I can sense a doctor’s appointment coming on. And since I have only mediocre offensive numbers to report to my doctor this time around, I know it won’t be an easy appointment to get through.

I could use the old “It’s the holiday” play to get past her defense, but somehow I think she’ll be expecting that. And even though I did not indulge in all the treats that crossed my path this season, I could have done much better overall.

As for exercise, let’s just say I have not shown up to practice as much as I could have. Basically, not at all. So, I know the defense will feed on that fact. (I can see another prescription coming on, too.)

Then, there are the quarterback sneaks to consider. By that, I mean there are some new developments in my playbook that I have to consider keeping from the defense.

Should I tell my doctor about the new Krispy Kreme doughnut shop that’s opened up on my route to work?

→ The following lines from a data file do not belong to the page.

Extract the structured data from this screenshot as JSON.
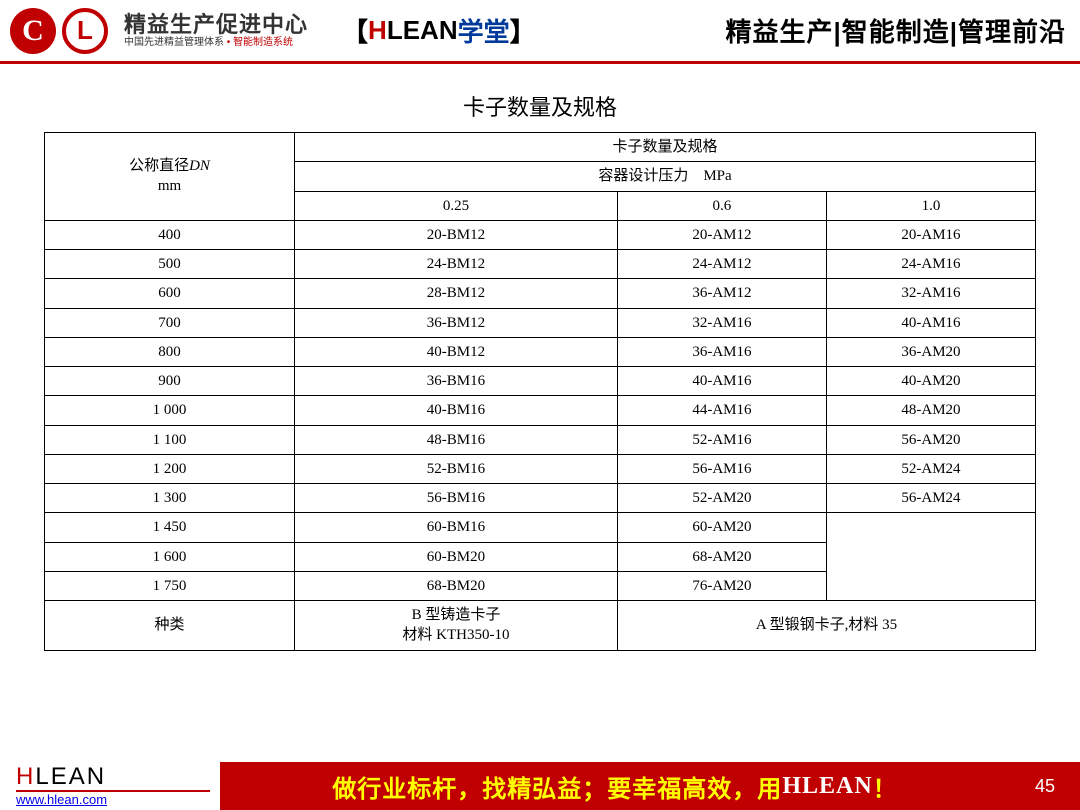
{
  "header": {
    "org_title": "精益生产促进中心",
    "org_sub_prefix": "中国先进精益管理体系",
    "org_sub_dot": " • ",
    "org_sub_suffix": "智能制造系统",
    "bracket_open": "【",
    "bracket_h": "H",
    "bracket_lean": "LEAN",
    "bracket_xt": "学堂",
    "bracket_close": "】",
    "right_tags": "精益生产|智能制造|管理前沿"
  },
  "title": "卡子数量及规格",
  "table": {
    "col_dn_line1": "公称直径",
    "col_dn_italic": "DN",
    "col_dn_line2": "mm",
    "merge_header": "卡子数量及规格",
    "sub_header": "容器设计压力　MPa",
    "pressure_cols": [
      "0.25",
      "0.6",
      "1.0"
    ],
    "rows": [
      {
        "dn": "400",
        "c": [
          "20-BM12",
          "20-AM12",
          "20-AM16"
        ]
      },
      {
        "dn": "500",
        "c": [
          "24-BM12",
          "24-AM12",
          "24-AM16"
        ]
      },
      {
        "dn": "600",
        "c": [
          "28-BM12",
          "36-AM12",
          "32-AM16"
        ]
      },
      {
        "dn": "700",
        "c": [
          "36-BM12",
          "32-AM16",
          "40-AM16"
        ]
      },
      {
        "dn": "800",
        "c": [
          "40-BM12",
          "36-AM16",
          "36-AM20"
        ]
      },
      {
        "dn": "900",
        "c": [
          "36-BM16",
          "40-AM16",
          "40-AM20"
        ]
      },
      {
        "dn": "1 000",
        "c": [
          "40-BM16",
          "44-AM16",
          "48-AM20"
        ]
      },
      {
        "dn": "1 100",
        "c": [
          "48-BM16",
          "52-AM16",
          "56-AM20"
        ]
      },
      {
        "dn": "1 200",
        "c": [
          "52-BM16",
          "56-AM16",
          "52-AM24"
        ]
      },
      {
        "dn": "1 300",
        "c": [
          "56-BM16",
          "52-AM20",
          "56-AM24"
        ]
      },
      {
        "dn": "1 450",
        "c": [
          "60-BM16",
          "60-AM20",
          ""
        ]
      },
      {
        "dn": "1 600",
        "c": [
          "60-BM20",
          "68-AM20",
          ""
        ]
      },
      {
        "dn": "1 750",
        "c": [
          "68-BM20",
          "76-AM20",
          ""
        ]
      }
    ],
    "footer_label": "种类",
    "footer_b_line1": "B 型铸造卡子",
    "footer_b_line2": "材料 KTH350-10",
    "footer_a": "A 型锻钢卡子,材料 35"
  },
  "footer": {
    "brand_h": "H",
    "brand_rest": "LEAN",
    "url": "www.hlean.com",
    "slogan_part1": "做行业标杆，找精弘益；要幸福高效，用",
    "slogan_part2": "HLEAN",
    "slogan_part3": "！",
    "page": "45"
  },
  "style": {
    "accent": "#c00000",
    "link_blue": "#0000ee",
    "slogan_yellow": "#ffff00",
    "deep_blue": "#003b9b"
  }
}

Should I let her know I’ve discovered a new burger in which the bun is actually two grilled cheese sandwiches? (I haven’t actually had that, but a man can dream.)

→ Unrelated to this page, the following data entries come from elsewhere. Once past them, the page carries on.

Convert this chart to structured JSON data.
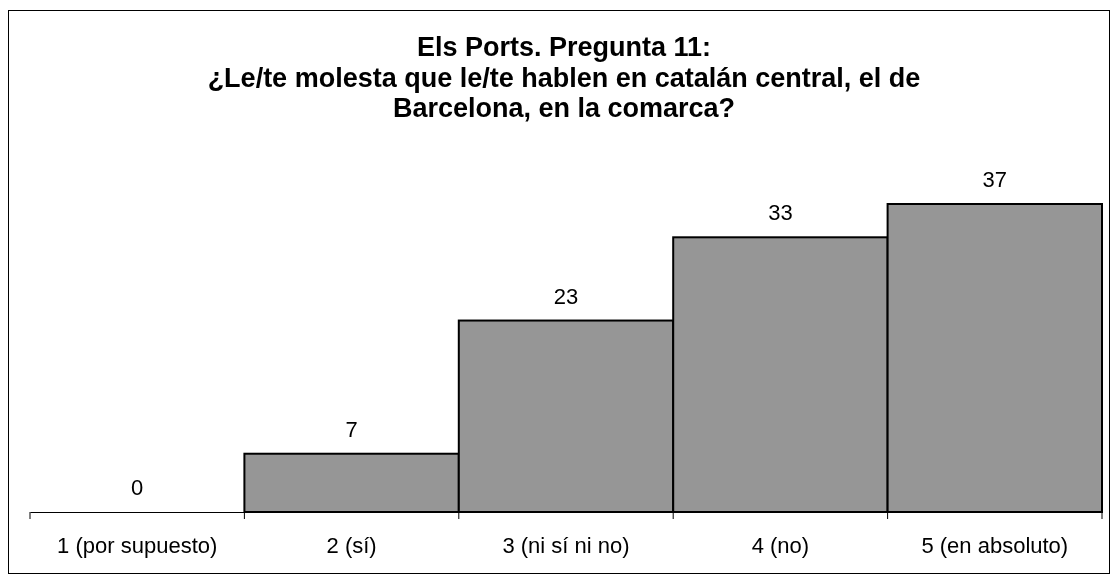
{
  "chart_data": {
    "type": "bar",
    "title": "Els Ports. Pregunta 11:",
    "subtitle": "¿Le/te molesta que le/te hablen en catalán central, el de Barcelona, en la comarca?",
    "categories": [
      "1 (por supuesto)",
      "2 (sí)",
      "3 (ni sí ni no)",
      "4 (no)",
      "5 (en absoluto)"
    ],
    "values": [
      0,
      7,
      23,
      33,
      37
    ],
    "color": "#969696",
    "data_labels": true
  }
}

No matter what I do at this next doctor appointment, I’m certain that all my free passes are used up, and next month’s Super Bowl feast, for me, will consist of carrots, hummus and some sort of lifeless, tasteless protein.

But, in the grand scheme of things, the sack to be delivered by my relentless doctor will be a well-deserved one. An all-pro quarterback doesn’t get to the big game without working hard and making sacrifices. And a struggling diabetic doesn’t get to his promised land by cheating on his diet and missing opportunities to exercise.

So, as quarterback of this team to get myself healthy, I’ll have to take this hit. But for the sake of a few chicken wings during the big game, I wish I knew how to scramble for some extra calories.